On 8/10/20 2:12 PM, Peter Zijlstra wrote:
On Mon, Aug 10, 2020 at 01:21:48PM -0600, Jens Axboe wrote:
Wait.. so the only change here is that you look at tsk->state, _after_ doing __task_work_add(), but nothing, not the Changelog nor the comment explains this.
So you're relying on __task_work_add() being an smp_mb() vs the add, and you order this against the smp_mb() in set_current_state() ?
This really needs spelling out.
I'll update the changelog, it suffers a bit from having been reused from the earlier versions. Thanks for checking!
I failed to convince myself that the existing construct was safe, so here's an incremental on top of that. Basically we re-check the task state _after_ the initial notification, to protect ourselves from the case where we initially find the task running, but between that check and when we do the notification, it's now gone to sleep. Should be pretty slim, but I think it's there.
Hence do a loop around it, if we're using TWA_RESUME.

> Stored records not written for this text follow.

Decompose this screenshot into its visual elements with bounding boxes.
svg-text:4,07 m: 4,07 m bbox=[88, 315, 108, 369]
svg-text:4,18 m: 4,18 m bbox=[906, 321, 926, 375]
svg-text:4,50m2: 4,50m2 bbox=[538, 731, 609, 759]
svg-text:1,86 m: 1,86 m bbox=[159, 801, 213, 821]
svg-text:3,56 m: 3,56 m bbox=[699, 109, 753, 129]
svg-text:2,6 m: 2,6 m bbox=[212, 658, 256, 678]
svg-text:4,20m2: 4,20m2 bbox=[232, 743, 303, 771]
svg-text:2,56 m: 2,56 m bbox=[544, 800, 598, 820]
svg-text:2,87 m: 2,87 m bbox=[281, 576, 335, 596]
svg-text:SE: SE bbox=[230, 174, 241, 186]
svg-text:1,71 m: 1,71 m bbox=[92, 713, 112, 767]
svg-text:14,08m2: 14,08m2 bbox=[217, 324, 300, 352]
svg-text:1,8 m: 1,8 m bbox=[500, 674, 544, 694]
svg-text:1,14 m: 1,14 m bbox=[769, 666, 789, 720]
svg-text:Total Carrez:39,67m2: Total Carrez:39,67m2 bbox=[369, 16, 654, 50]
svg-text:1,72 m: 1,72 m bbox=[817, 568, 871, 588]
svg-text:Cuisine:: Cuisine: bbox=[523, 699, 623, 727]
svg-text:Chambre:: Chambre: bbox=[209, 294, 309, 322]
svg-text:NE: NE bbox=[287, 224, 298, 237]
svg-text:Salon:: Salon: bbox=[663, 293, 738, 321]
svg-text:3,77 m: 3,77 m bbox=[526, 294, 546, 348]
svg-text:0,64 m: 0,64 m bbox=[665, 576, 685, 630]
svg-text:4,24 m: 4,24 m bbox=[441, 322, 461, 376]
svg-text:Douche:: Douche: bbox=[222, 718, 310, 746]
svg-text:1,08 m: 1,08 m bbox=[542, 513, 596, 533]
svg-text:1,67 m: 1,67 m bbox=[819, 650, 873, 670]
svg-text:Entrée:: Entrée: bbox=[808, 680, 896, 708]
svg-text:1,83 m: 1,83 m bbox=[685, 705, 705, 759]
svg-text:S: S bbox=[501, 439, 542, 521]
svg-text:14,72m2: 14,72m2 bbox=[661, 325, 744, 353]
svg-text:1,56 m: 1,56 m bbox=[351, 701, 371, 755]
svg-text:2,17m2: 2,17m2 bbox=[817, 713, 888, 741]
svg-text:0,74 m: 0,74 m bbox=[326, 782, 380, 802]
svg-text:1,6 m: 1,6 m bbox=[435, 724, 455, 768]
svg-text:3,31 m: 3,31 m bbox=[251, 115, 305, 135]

diff --git a/fs/io_uring.c b/fs/io_uring.c index 44ac103483b6..a4ecb6c7e2b0 100644 --- a/fs/io_uring.c +++ b/fs/io_uring.c @@ -1780,12 +1780,27 @@ static int io_req_task_work_add(struct io_kiocb *req, struct callback_head *cb) * to ensure that the issuing task processes task_work. TWA_SIGNAL * is needed for that. */
- if (ctx->flags & IORING_SETUP_SQPOLL)
- if (ctx->flags & IORING_SETUP_SQPOLL) { notify = 0;
- else if (READ_ONCE(tsk->state) != TASK_RUNNING)
notify = TWA_SIGNAL;
- } else {
bool notified = false;
- __task_work_notify(tsk, notify);
/*
* If the task is running, TWA_RESUME notify is enough. Make
* sure to re-check after we've sent the notification, as not
Could we get a clue as to why TWA_RESUME is enough when it's running? I presume it is because we'll do task_work_run() somewhere before we block, but having an explicit reference here might help someone new to this make sense of it all.
* to have a race between the check and the notification. This
* only applies for TWA_RESUME, as TWA_SIGNAL is safe with a
* sleeping task
*/
do {
if (READ_ONCE(tsk->state) != TASK_RUNNING)
notify = TWA_SIGNAL;
else if (notified)
break;
__task_work_notify(tsk, notify);
notified = true;
} while (notify != TWA_SIGNAL);
- } wake_up_process(tsk); return 0;
}
Would it be clearer to write it like so perhaps?
/* * Optimization; when the task is RUNNING we can do with a * cheaper TWA_RESUME notification because,... <reason goes * here>. Otherwise do the more expensive, but always correct * TWA_SIGNAL. */ if (READ_ONCE(tsk->state) == TASK_RUNNING) { __task_work_notify(tsk, TWA_RESUME); if (READ_ONCE(tsk->state) == TASK_RUNNING) return; } __task_work_notify(tsk, TWA_SIGNAL); wake_up_process(tsk);
Yeah that is easier to read, wasn't a huge fan of the loop since it's only a single retry kind of condition. I'll adopt this suggestion, thanks!